South African fruit sources are increasingly sceptical that Brexit will bring great advantages for their industry, despite initial optimism that in the UK at least they may be able to negotiate better deals.
Growers and exporters are now being warned that not much will change as far as trade and plant health rules are concerned, and that there should not be high expectations.
The South African citrus sector had initially hoped that the UK would adopt its own plant health regulations which would be more favourable than under the present European Union Plant Health regimes. This they had hoped would mean that the UK, because it does not have a citrus production sector, would not apply the citrus black spot (CBS) interventions they have been battling with over the past few years in the EU.
They had also hoped that the phasing out of the duty period after 1 October, which is provided for in the European Partnership Agreement (EPA) recently signed with Southern African countries, would happen much more quickly in Britain than the ten years provided for by the agreement. This would allow them to ship until the end of November duty free.
“We need to be realistic and expect that the UK will implement the EPA in its present form as it comes to terms with the huge task of phasing itself out of the EU,” said the Citrus Growers’ Association’s Justin Chadwick. “We have also been told that the present Plant Health Regulations of the EU will for now also be adopted by Britain.”
Some sources believed that after Britain exits the EU there is a very good chance of negotiating a trade pack within the Commonwealth, of which in terms of fresh fruit, South Africa is a very prominent member.
“Our trade minister has told us that he is not very confident about the Commonwealth becoming a big new trade vehicle,” noted Chadwick.
Some sources also believe that South Africa will have to tread carefully so as to not annoy the powers in Brussels by being too keen to negotiate new trade deals with the UK. They point out that South Africa has a huge amount of fruit trade with the EU and cannot afford to be too vocal in promoting bigger and more favourable trade deals with the UK.
It is also a fact that in comparison with Spain, for instance, South Africa’s fresh produce sales value in the UK is relatively small.

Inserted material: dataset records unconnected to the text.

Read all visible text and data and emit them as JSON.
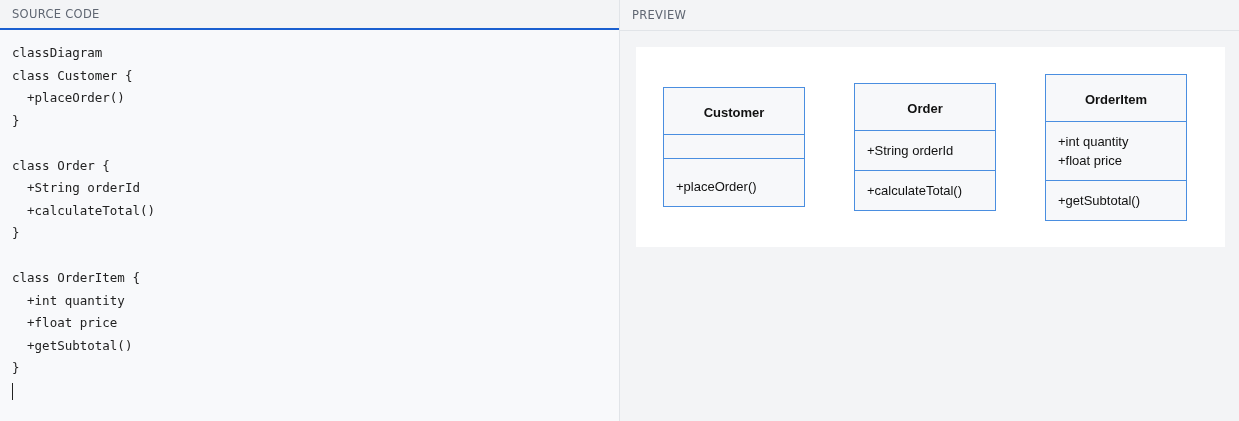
{
  "panes": [
    {
      "title": "SOURCE CODE",
      "selected": true
    },
    {
      "title": "PREVIEW",
      "selected": false
    }
  ],
  "source_code": "classDiagram\nclass Customer {\n  +placeOrder()\n}\n\nclass Order {\n  +String orderId\n  +calculateTotal()\n}\n\nclass OrderItem {\n  +int quantity\n  +float price\n  +getSubtotal()\n}",
  "diagram": {
    "classes": [
      {
        "name": "Customer",
        "methods": [
          "+placeOrder()"
        ]
      },
      {
        "name": "Order",
        "attributes": [
          "+String orderId"
        ],
        "methods": [
          "+calculateTotal()"
        ]
      },
      {
        "name": "OrderItem",
        "attributes": [
          "+int quantity",
          "+float price"
        ],
        "methods": [
          "+getSubtotal()"
        ]
      }
    ]
  }
}
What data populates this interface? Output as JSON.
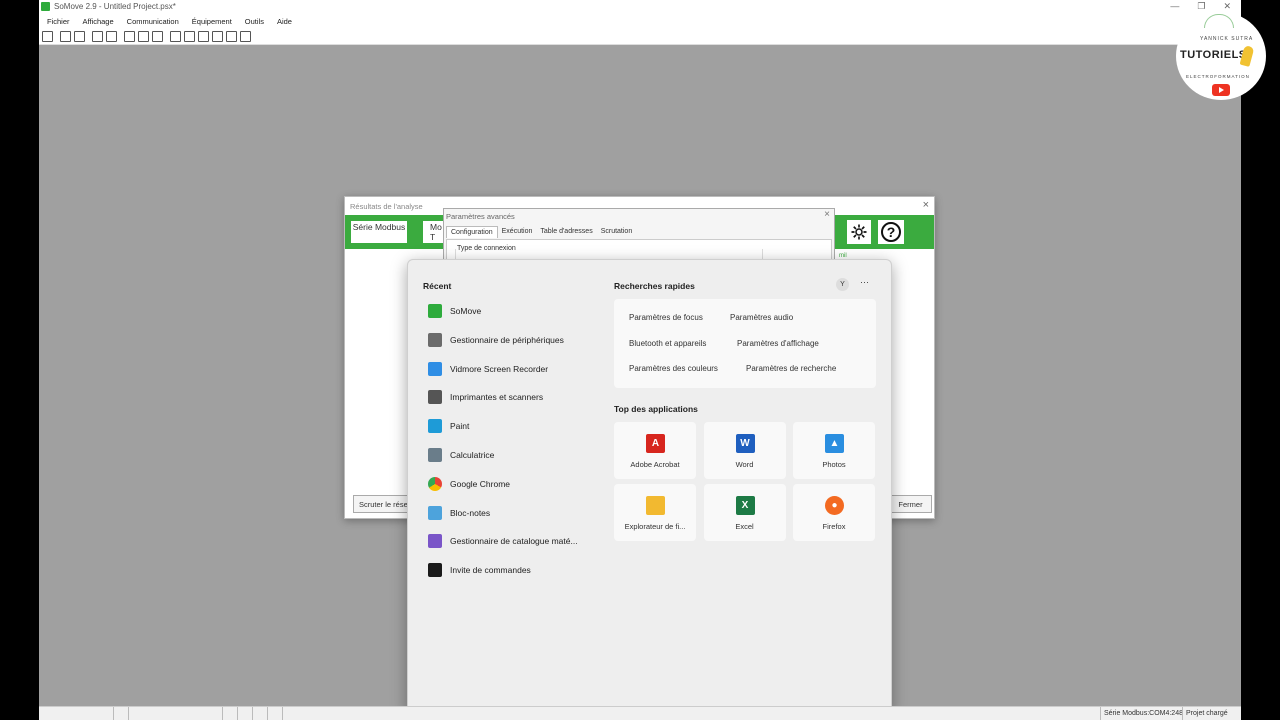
{
  "window": {
    "title": "SoMove 2.9 - Untitled Project.psx*",
    "controls": [
      "—",
      "❐",
      "✕"
    ]
  },
  "menu": [
    "Fichier",
    "Affichage",
    "Communication",
    "Équipement",
    "Outils",
    "Aide"
  ],
  "status_bar": {
    "connection": "Série Modbus:COM4:248",
    "project": "Projet chargé"
  },
  "results_dialog": {
    "title": "Résultats de l'analyse",
    "serie_button": "Série Modbus",
    "mode_button": "Mo T",
    "scan_button": "Scruter le réseau",
    "close_button": "Fermer",
    "link_fragment": "mil"
  },
  "advanced_dialog": {
    "title": "Paramètres avancés",
    "tabs": [
      "Configuration",
      "Exécution",
      "Table d'adresses",
      "Scrutation"
    ],
    "group_label": "Type de connexion"
  },
  "start_menu": {
    "recent_heading": "Récent",
    "recent": [
      {
        "label": "SoMove",
        "icon": "somove-icon",
        "color": "#2eab3c"
      },
      {
        "label": "Gestionnaire de périphériques",
        "icon": "device-manager-icon",
        "color": "#6b6b6b"
      },
      {
        "label": "Vidmore Screen Recorder",
        "icon": "video-recorder-icon",
        "color": "#2f8ee5"
      },
      {
        "label": "Imprimantes et scanners",
        "icon": "printer-icon",
        "color": "#555555"
      },
      {
        "label": "Paint",
        "icon": "paint-icon",
        "color": "#1e9bd7"
      },
      {
        "label": "Calculatrice",
        "icon": "calculator-icon",
        "color": "#6a7d8a"
      },
      {
        "label": "Google Chrome",
        "icon": "chrome-icon",
        "color": "#e94235"
      },
      {
        "label": "Bloc-notes",
        "icon": "notepad-icon",
        "color": "#4da3dc"
      },
      {
        "label": "Gestionnaire de catalogue maté...",
        "icon": "catalog-manager-icon",
        "color": "#7a55c8"
      },
      {
        "label": "Invite de commandes",
        "icon": "terminal-icon",
        "color": "#1a1a1a"
      }
    ],
    "quick_heading": "Recherches rapides",
    "avatar_letter": "Y",
    "more_label": "···",
    "quick_searches": [
      "Paramètres de focus",
      "Paramètres audio",
      "Bluetooth et appareils",
      "Paramètres d'affichage",
      "Paramètres des couleurs",
      "Paramètres de recherche"
    ],
    "top_apps_heading": "Top des applications",
    "top_apps": [
      {
        "label": "Adobe Acrobat",
        "icon": "acrobat-icon",
        "color": "#d7261e",
        "glyph": "A"
      },
      {
        "label": "Word",
        "icon": "word-icon",
        "color": "#1f5fbf",
        "glyph": "W"
      },
      {
        "label": "Photos",
        "icon": "photos-icon",
        "color": "#2a8ee0",
        "glyph": "▲"
      },
      {
        "label": "Explorateur de fi...",
        "icon": "file-explorer-icon",
        "color": "#f2b930",
        "glyph": ""
      },
      {
        "label": "Excel",
        "icon": "excel-icon",
        "color": "#1d7a45",
        "glyph": "X"
      },
      {
        "label": "Firefox",
        "icon": "firefox-icon",
        "color": "#f36a21",
        "glyph": "●"
      }
    ]
  },
  "watermark": {
    "author": "YANNICK SUTRA",
    "brand": "TUTORIELS",
    "subtitle": "ELECTROFORMATION"
  }
}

The trade in the UK, and the suppliers in Spain, will be equally committed to trying to maintain trade links as it is at present. Spain’s sales in fresh produce in the UK is reported to be €1.762 billion and the country has openly stated that it wants to see these links retained. Changes in trade and plant health regulations by the UK will not go down well in Spain.
At present most of the South African industries are keeping a low profile and are waiting for the South African trade department to lead the way. That is another reason why growers and exporters would do well not to expect any fireworks.